Those of us who dabble in personal development are pretty familiar with the idea of manifestation. Whether you have seen The Secret, read 4hr Work Week, watched What the Bleep (btw the follow-up Ghetto Physics is pretty awesome!) or just have a solid vocabulary, you probably understand the idea of being able to bring into existence that which you truly set your mind to. I am open to all interpretations of this phenomenon, from it being a matter of focus and dedication to it being a mystical alignment of energies and laws of attraction, it all depends on your belief set. The point we all can agree upon is that you have to really want it to make it happen. That’s where it gets a little complicated.
How many of us are completely clear on what we want? Singular in our goal, focused and defined in our mission? I know that I for one waver like crazy, always learning a little more, or seeing another side or doubting what can be. I’m guessing that I’m not alone on that either. So we try as much as possible to lock down the idea, put pen to paper, detail the desire and create a “5 year plan”. All in an effort to manifest exactly what we want, but what about what we get in the mean time?
This is where gratitude comes into play and challenges the tenets of manifestation.
“If I’m so focused on what I think I want, are my eyes open to what I get?”
Now, don’t get me wrong, I’m not saying that the two concepts are contradictory, in fact, what I’m suggesting is that the universe has a more keen ear than we can imagine, and maybe just maybe the whisper of what you really want is much louder than the demands of what you plan for yourself.
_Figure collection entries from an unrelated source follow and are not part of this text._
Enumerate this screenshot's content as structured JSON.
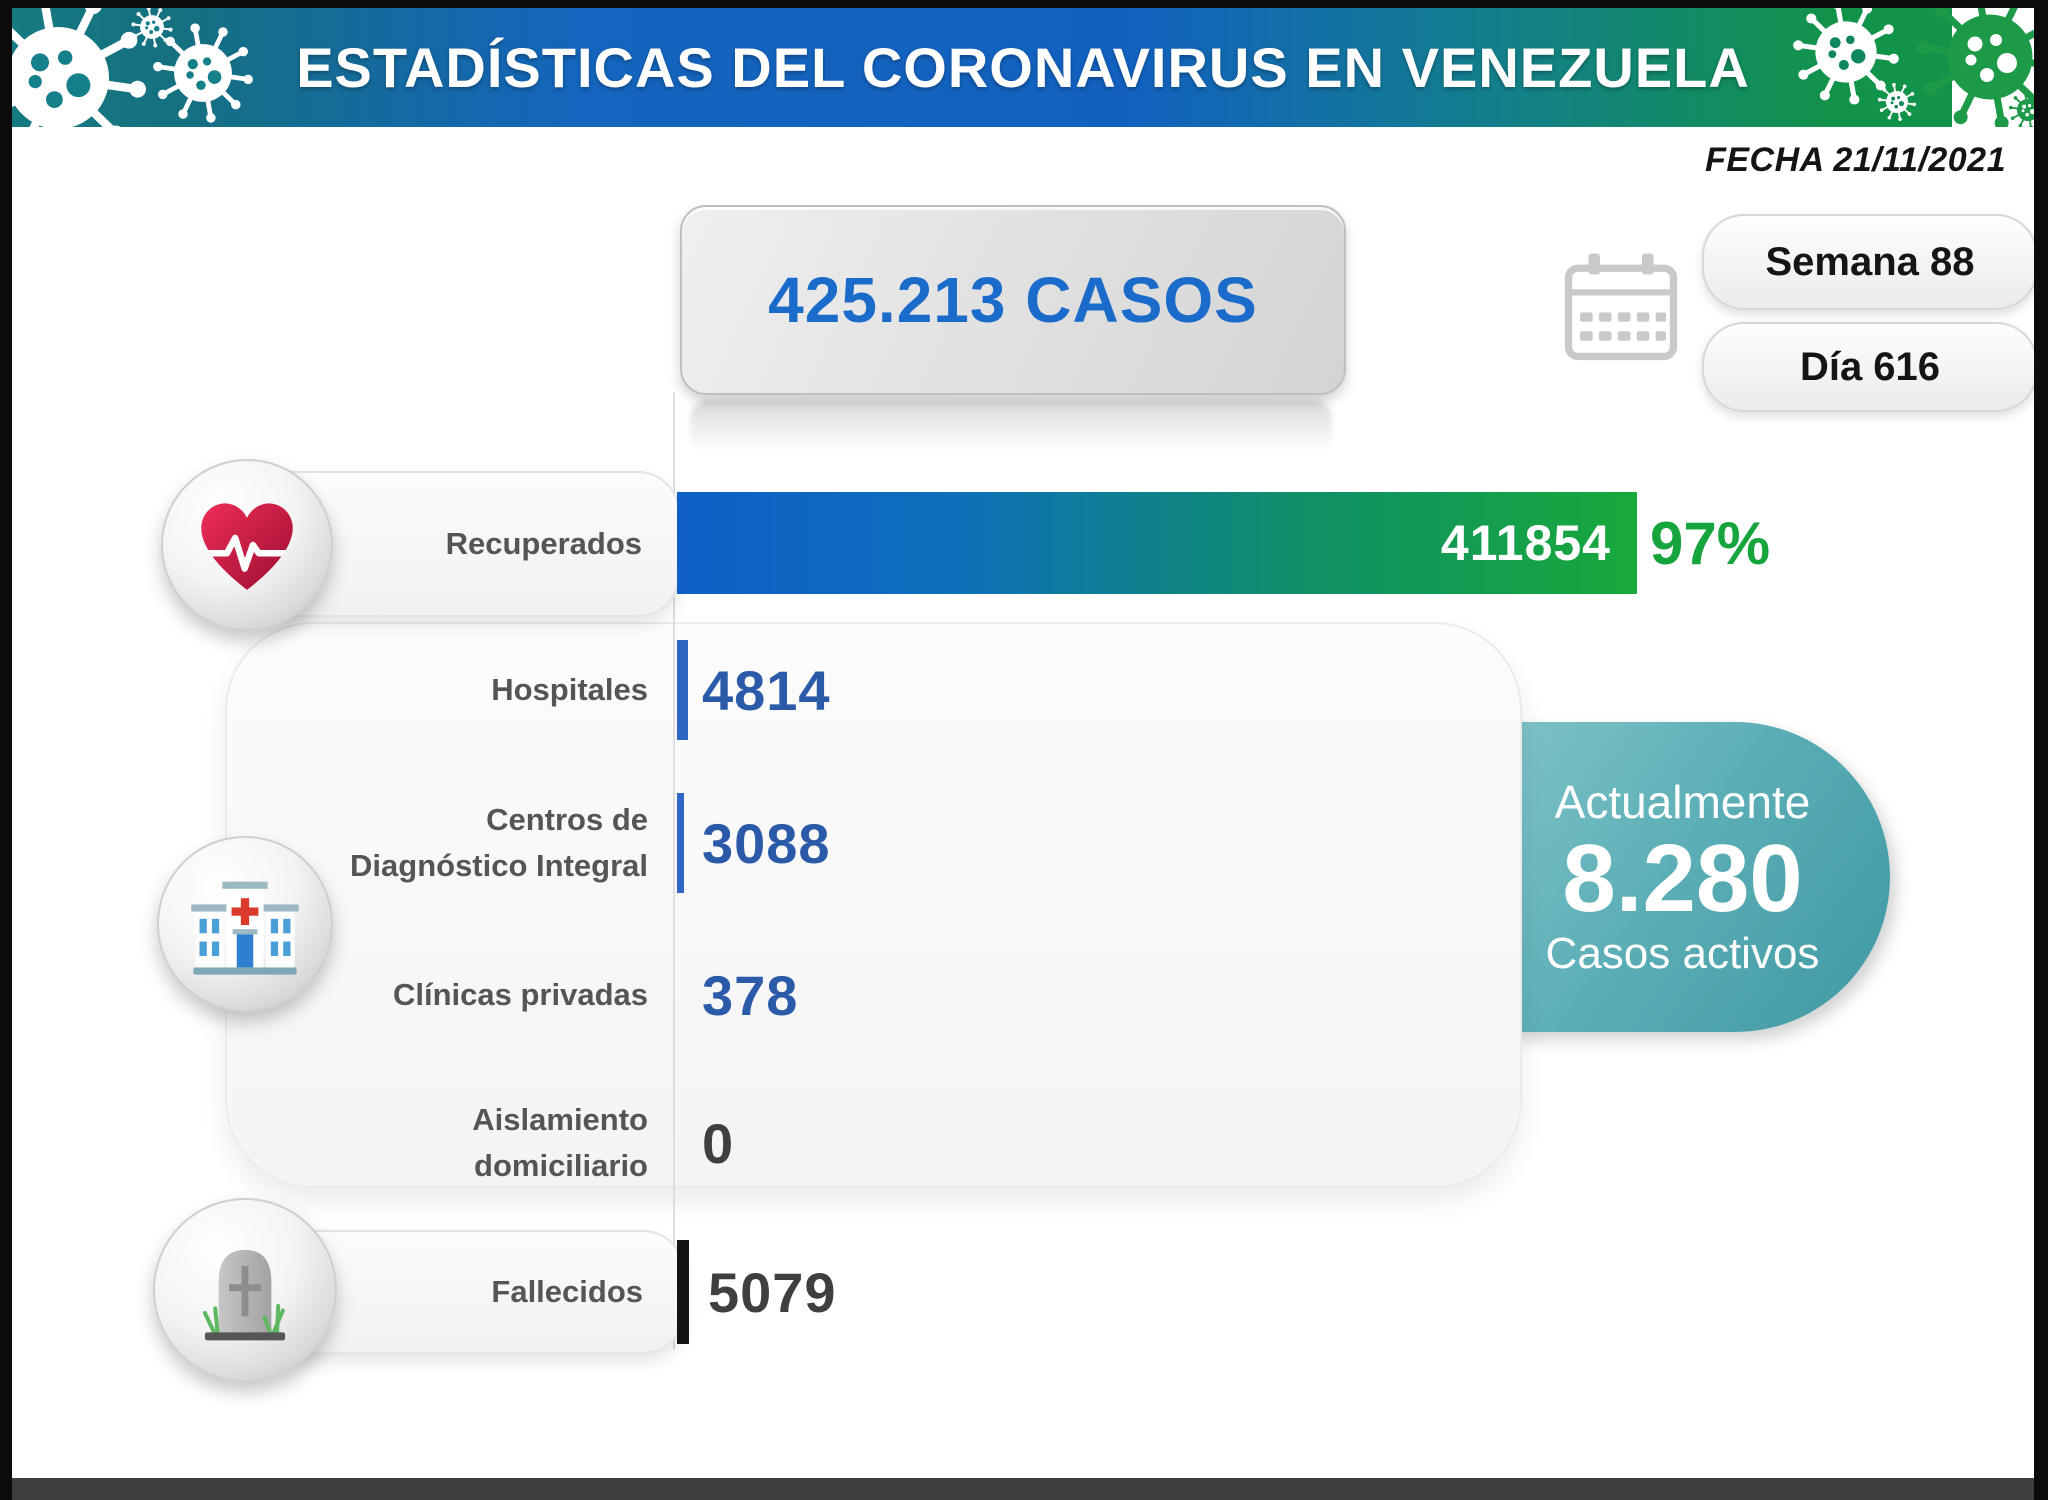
{
  "header": {
    "title": "ESTADÍSTICAS DEL CORONAVIRUS EN VENEZUELA"
  },
  "meta": {
    "date": "FECHA 21/11/2021",
    "week": "Semana 88",
    "day": "Día 616"
  },
  "total": {
    "text": "425.213 CASOS"
  },
  "active": {
    "prefix": "Actualmente",
    "value": "8.280",
    "suffix": "Casos activos"
  },
  "rows": [
    {
      "label": "Recuperados",
      "value": "411854",
      "pct": "97%"
    },
    {
      "label": "Hospitales",
      "value": "4814"
    },
    {
      "label": "Centros de Diagnóstico Integral",
      "value": "3088"
    },
    {
      "label": "Clínicas privadas",
      "value": "378"
    },
    {
      "label": "Aislamiento domiciliario",
      "value": "0"
    },
    {
      "label": "Fallecidos",
      "value": "5079"
    }
  ],
  "icons": {
    "heart": "heart-pulse-icon",
    "hospital": "hospital-icon",
    "tombstone": "tombstone-icon",
    "calendar": "calendar-icon",
    "decor": "virus-icon"
  },
  "colors": {
    "header_gradient": [
      "#157a82",
      "#1465bd",
      "#12934a"
    ],
    "bar_blue": "#0f5fc6",
    "bar_green": "#18a93a",
    "percent_green": "#16a43c",
    "value_blue": "#2a5aa8",
    "value_dark": "#3f3f3f",
    "deaths_bar": "#141414",
    "total_text": "#1b6cca",
    "badge_teal": "#4d9fa8"
  },
  "chart_data": {
    "type": "bar",
    "orientation": "horizontal",
    "title": "ESTADÍSTICAS DEL CORONAVIRUS EN VENEZUELA",
    "date": "21/11/2021",
    "total_cases": 425213,
    "categories": [
      "Recuperados",
      "Hospitales",
      "Centros de Diagnóstico Integral",
      "Clínicas privadas",
      "Aislamiento domiciliario",
      "Fallecidos"
    ],
    "values": [
      411854,
      4814,
      3088,
      378,
      0,
      5079
    ],
    "recovered_percent": 97,
    "active_cases": 8280,
    "week": 88,
    "day": 616,
    "xlim": [
      0,
      425213
    ],
    "grid": false,
    "legend": "none"
  }
}
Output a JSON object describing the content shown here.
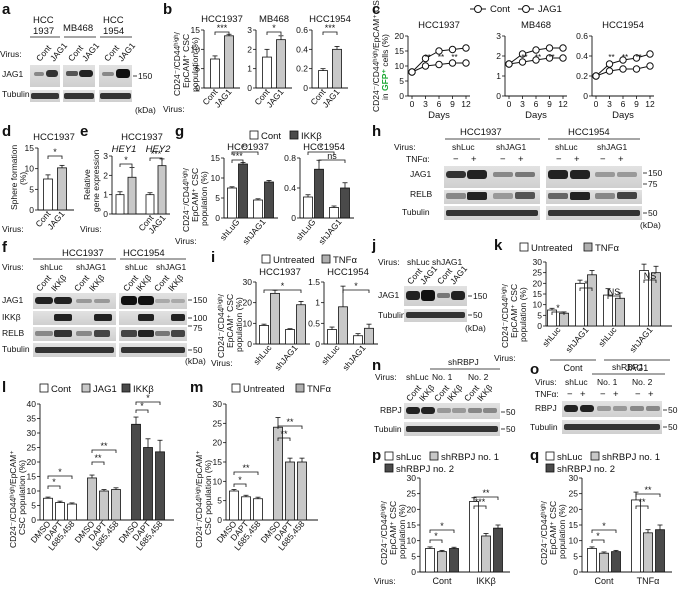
{
  "panel_labels": {
    "a": "a",
    "b": "b",
    "c": "c",
    "d": "d",
    "e": "e",
    "f": "f",
    "g": "g",
    "h": "h",
    "i": "i",
    "j": "j",
    "k": "k",
    "l": "l",
    "m": "m",
    "n": "n",
    "o": "o",
    "p": "p",
    "q": "q"
  },
  "common": {
    "virus": "Virus:",
    "kda": "(kDa)",
    "cont": "Cont",
    "jag1": "JAG1",
    "shluc": "shLuc",
    "shjag1": "shJAG1",
    "shlug": "shLuG",
    "ikkb": "IKKβ",
    "tnfa": "TNFα",
    "tnfa_label": "TNFα:",
    "untreated": "Untreated",
    "minus": "−",
    "plus": "+",
    "ns": "NS",
    "ns_lower": "ns",
    "star1": "*",
    "star2": "**",
    "star3": "***",
    "tubulin": "Tubulin",
    "relb": "RELB",
    "rbpj": "RBPJ",
    "days": "Days",
    "shrbpj": "shRBPJ",
    "no1": "No. 1",
    "no2": "No. 2"
  },
  "ylabels": {
    "csc_line1": "CD24⁻/CD44ʰⁱᵍʰ/",
    "csc_line2": "EpCAM⁺ CSC",
    "csc_line3": "population (%)",
    "c_line1": "CD24⁻/CD44ʰⁱᵍʰ/EpCAM⁺ CSC population",
    "c_line2a": "in ",
    "c_line2b": "GFP⁺",
    "c_line2c": " cells (%)",
    "sphere1": "Sphere formation",
    "sphere2": "(%)",
    "rel1": "Relative",
    "rel2": "gene expression",
    "lm_line1": "CD24⁻/CD44ʰⁱᵍʰ/EpCAM⁺",
    "lm_line2": "CSC population (%)"
  },
  "panel_a": {
    "cell_lines": [
      "HCC\n1937",
      "MB468",
      "HCC\n1954"
    ],
    "cl1a": "HCC",
    "cl1b": "1937",
    "cl2": "MB468",
    "cl3a": "HCC",
    "cl3b": "1954",
    "marker": "150"
  },
  "panel_b": {
    "titles": [
      "HCC1937",
      "MB468",
      "HCC1954"
    ],
    "ticks": [
      [
        "0",
        "5",
        "10",
        "15"
      ],
      [
        "0",
        "1",
        "2",
        "3"
      ],
      [
        "0",
        "0.2",
        "0.4",
        "0.6"
      ]
    ]
  },
  "panel_c": {
    "titles": [
      "HCC1937",
      "MB468",
      "HCC1954"
    ],
    "legend_cont": "Cont",
    "legend_jag1": "JAG1",
    "xticks": [
      "0",
      "3",
      "6",
      "9",
      "12"
    ],
    "yticks1": [
      "0",
      "5",
      "10",
      "15",
      "20"
    ],
    "yticks2": [
      "0",
      "1",
      "2",
      "3"
    ],
    "yticks3": [
      "0",
      "0.2",
      "0.4",
      "0.6"
    ]
  },
  "panel_d": {
    "title": "HCC1937",
    "yticks": [
      "0",
      "5",
      "10",
      "15"
    ]
  },
  "panel_e": {
    "title": "HCC1937",
    "gene1": "HEY1",
    "gene2": "HEY2",
    "yticks": [
      "0",
      "1",
      "2",
      "3"
    ]
  },
  "panel_f": {
    "titles": [
      "HCC1937",
      "HCC1954"
    ],
    "markers": [
      "150",
      "100",
      "75",
      "50"
    ]
  },
  "panel_g": {
    "titles": [
      "HCC1937",
      "HCC1954"
    ],
    "yticks1": [
      "0",
      "5",
      "10",
      "15"
    ],
    "yticks2": [
      "0",
      "0.4",
      "0.8"
    ]
  },
  "panel_h": {
    "titles": [
      "HCC1937",
      "HCC1954"
    ],
    "markers": [
      "150",
      "75",
      "50"
    ]
  },
  "panel_i": {
    "titles": [
      "HCC1937",
      "HCC1954"
    ],
    "yticks1": [
      "0",
      "10",
      "20",
      "30"
    ],
    "yticks2": [
      "0",
      "0.5",
      "1",
      "1.5"
    ]
  },
  "panel_j": {
    "markers": [
      "150",
      "50"
    ]
  },
  "panel_k": {
    "yticks": [
      "0",
      "5",
      "10",
      "15",
      "20",
      "25",
      "30"
    ]
  },
  "panel_l": {
    "yticks": [
      "0",
      "5",
      "10",
      "15",
      "20",
      "25",
      "30",
      "35",
      "40"
    ],
    "dmso": "DMSO",
    "dapt": "DAPT",
    "ly": "L685,458"
  },
  "panel_m": {
    "yticks": [
      "0",
      "5",
      "10",
      "15",
      "20",
      "25",
      "30"
    ]
  },
  "panel_n": {
    "markers": [
      "50",
      "50"
    ]
  },
  "panel_o": {
    "markers": [
      "50",
      "50"
    ]
  },
  "panel_p": {
    "leg1": "shLuc",
    "leg2": "shRBPJ no. 1",
    "leg3": "shRBPJ no. 2",
    "yticks": [
      "0",
      "5",
      "10",
      "15",
      "20",
      "25",
      "30"
    ]
  },
  "panel_q": {
    "leg1": "shLuc",
    "leg2": "shRBPJ no. 1",
    "leg3": "shRBPJ no. 2",
    "yticks": [
      "0",
      "5",
      "10",
      "15",
      "20",
      "25",
      "30"
    ]
  },
  "colors": {
    "white": "#ffffff",
    "light": "#c8c8c8",
    "mid": "#8a8a8a",
    "dark": "#4a4a4a",
    "blot_bg": "#d9d9d9",
    "gfp": "#1aa832"
  }
}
Gratitude is by definition the appreciation of what you have in your life. Appreciation for that which spontaneously manifests itself in your day to day. But often, even if it’s some kind of wonderful, we only see it as a deviation from or written goals. I’m guilty of this to a fault. The problem is, in doing this, I turn my goals into a source of stress and negativity, filling my days with “I should be…” “why am I not…” and “I need to be…” and end up in a place of lack rather than seeing what I have and what I am fortunate to encounter.
I return, as I often do to nature and the outdoors to provide metaphors that help me make sense of it all, and see it like this:
If you have a destination in mind…that is wonderful, but if you expect that the trail will not twist and wind you are a fool. If you are annoyed by every stream you encounter you will lose hope, and if you see the peaks and valleys along the way as reasons to give up, you are already lost.
Some may go out and blast roads and tunnels to get to their destination as fast as possible, and thats has its benefits, but I am choosing to walk the path thats ahead of me, keep my eye on where I want to be and be grateful for everything that I encounter along the way.